Today, an unknown bot swarm started using my name, boosting my posts, and inserting itself into communities I helped create. I treated it like any other potential attack and started defending myself and our communities as best I could. This has taken up more of my day than most malicious bot attacks, because it had the air of legitimacy—despite taking the actions of a threat.

When the owner, @evan ¹, came in with the same justifications as the porn-scrapers and LLM-owners I regularly fight against—repeatedly doubling-down in the face of backlash²—I felt more and more sure of my response.

I now feel justified in calling for a #FediBlock of tags.pub (and probably his other projects), at least until a better opt-in consent model is built into the project.

¹ I'm including his name as he's a public figure associated with Activity Pub, and our whole conversation today is already a public record, but please don't dogpile; just defed or block as you see fit and call it a night (or day—I'm not your mom).

² Receipts: https://lgbtqia.space/@alice/116824281370893420

#FediAdmins

🅰🅻🅸🅲🅴 (🌈🦄) (@[email protected])

"Add this tag to your profile to opt out of our shitty service" is *not* a valid way to run your bot/app/etc. #NoBots #NoBot #NoTagsBot #HalfMyBioIsGoingToEndUpBeingOptOutsForYourShitServices #FuckBots

LGBTQIA.Space
@alice I must admit, I understand the technical side of it.
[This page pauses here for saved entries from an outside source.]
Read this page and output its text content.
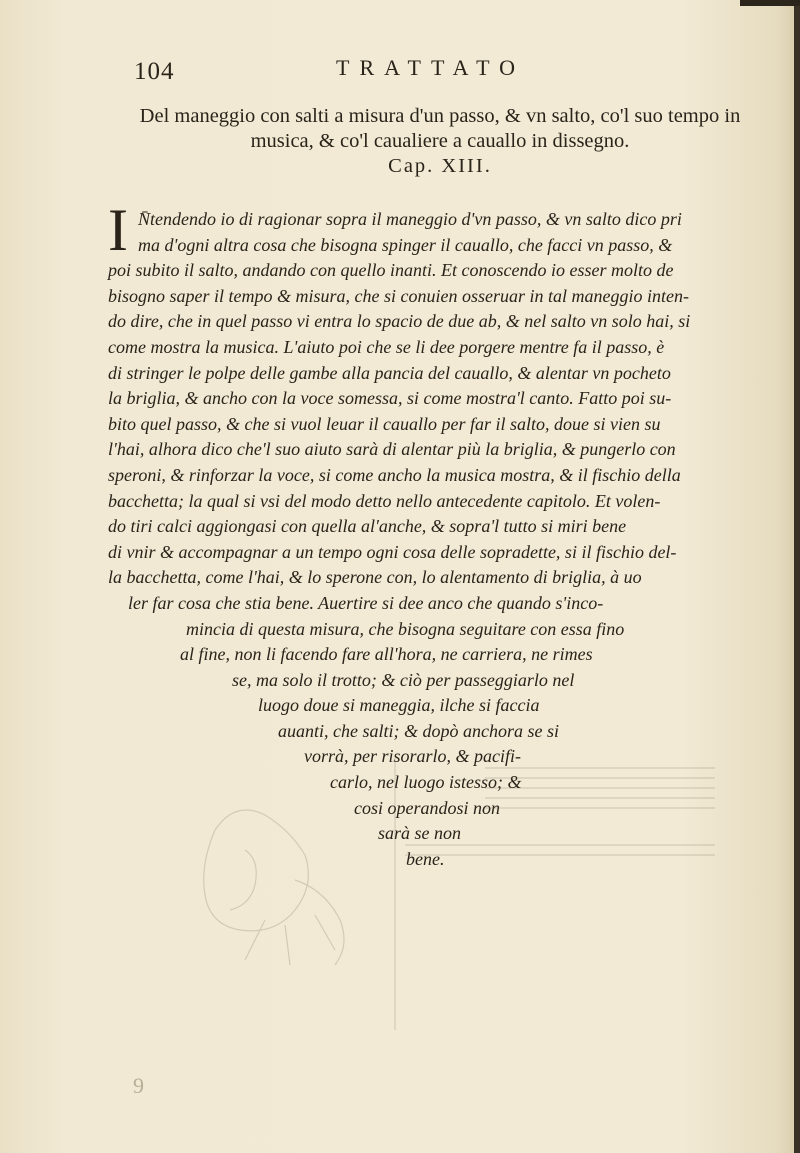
104	TRATTATO
Del maneggio con salti a misura d'un passo, & vn salto, co'l suo tempo in
musica, & co'l caualiere a cauallo in dissegno.
Cap. XIII.
I N̄tendendo io di ragionar sopra il maneggio d'vn passo, & vn salto dico pri
ma d'ogni altra cosa che bisogna spinger il cauallo, che facci vn passo, &
poi subito il salto, andando con quello inanti. Et conoscendo io esser molto de
bisogno saper il tempo & misura, che si conuien osseruar in tal maneggio inten-
do dire, che in quel passo vi entra lo spacio de due ab, & nel salto vn solo hai, si
come mostra la musica. L'aiuto poi che se li dee porgere mentre fa il passo, è
di stringer le polpe delle gambe alla pancia del cauallo, & alentar vn pocheto
la briglia, & ancho con la voce somessa, si come mostra'l canto. Fatto poi su-
bito quel passo, & che si vuol leuar il cauallo per far il salto, doue si vien su
l'hai, alhora dico che'l suo aiuto sarà di alentar più la briglia, & pungerlo con
speroni, & rinforzar la voce, si come ancho la musica mostra, & il fischio della
bacchetta; la qual si vsi del modo detto nello antecedente capitolo. Et volen-
do tiri calci aggiongasi con quella al'anche, & sopra'l tutto si miri bene
di vnir & accompagnar a un tempo ogni cosa delle sopradette, si il fischio del-
la bacchetta, come l'hai, & lo sperone con, lo alentamento di briglia, à uo
ler far cosa che stia bene. Auertire si dee anco che quando s'inco-
mincia di questa misura, che bisogna seguitare con essa fino
al fine, non li facendo fare all'hora, ne carriera, ne rimes
se, ma solo il trotto; & ciò per passeggiarlo nel
luogo doue si maneggia, ilche si faccia
auanti, che salti; & dopò anchora se si
vorrà, per risorarlo, & pacifi-
carlo, nel luogo istesso; &
cosi operandosi non
sarà se non
bene.
9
Especially considering that there are people here going "hurr durr, doing your own instance is the only true way to use Mastodon" and the like, discoverability of Hashtags is directly tied to the size of your instance.
Is their approach heavy-handed? Undeniably.
Does it solve an issue? I'd say so.
Is there a better approach? Honestly, time must tell, the fediverse still is pretty much in its infancy and a lot of contract still forms.
@DJGummikuh seems like there should be an efficient way to semi-anonymously broadcast that a server has specific hashtags, and if a user on a single-user instance follows that hashtag, then their instance would know which servers it has to poll to get posts with that tag.
@alice I don't think there is and that hinders discoverability of as of yet unknown persons massively. This is a direct function of the concept of federation, balanced against the load requirements of servers. We're firmly in the design philosophy territory of ActivityPub here, and social-graph forming via hashtags is a complicated issue, again predominantly disadvantaging small/one-user instances

@DJGummikuh we already have opt-in solutions for that. I'm registered with like a dozen of my most-used hashtags on multiple discoverability services.

But I chose those.

I chose to be listed as someone who talks about data privacy, LGBTQ topics, etc.

No one assumed I'd be okay with being listed there.

@alice fair. And again, I do not have any capacity to judge authoritatively which is the right approach. I just felt inclined to point out that this is a workable, possible solution to a tangible problem with the underlying architecture of ActivityPub and not some pervert trying to make a buck, which is a consideration I felt lacking in a lot of the replies to your original thread.

@DJGummikuh @alice I somewhat hesitantly raise my voice also, that I’m not entirely against discovery aids, but at the same time if those are found to cause people harm, the community of fediverse can choose to come together block them on the server level.

But I do also call for some level of organic experimentation to be encouraged, as designs by committee are vulnerable to other kinds of abuse: capture by large actors working against the small.

@gimulnautti @alice couldn't agree more! I am absolutely not against blocking people for doing something percieved to be immoral, even if it is just the perception of individuals. This is a vslid strategy to express dissent. I just find it important to raise that there are more nuanced sides to this story than the replies of quite some participants in this discussion suggest

@gimulnautti @DJGummikuh again, *consent matters*.

There is *no* other argument here.

It's not consent if you violate trust first and then notify me that I was violated after the fact.

@alice @DJGummikuh It is not a question of understanding the issue. Merely notifying that while consent matters, absolute consent necessitates absolute prearrangement of details, potentially leaving no room for good surprises.

Where is the space for argument, or ’courtship’? And how open is that space? These are difficult questions, and people’s tolerance in those spaces and how they’re defined seem to differ somewhat.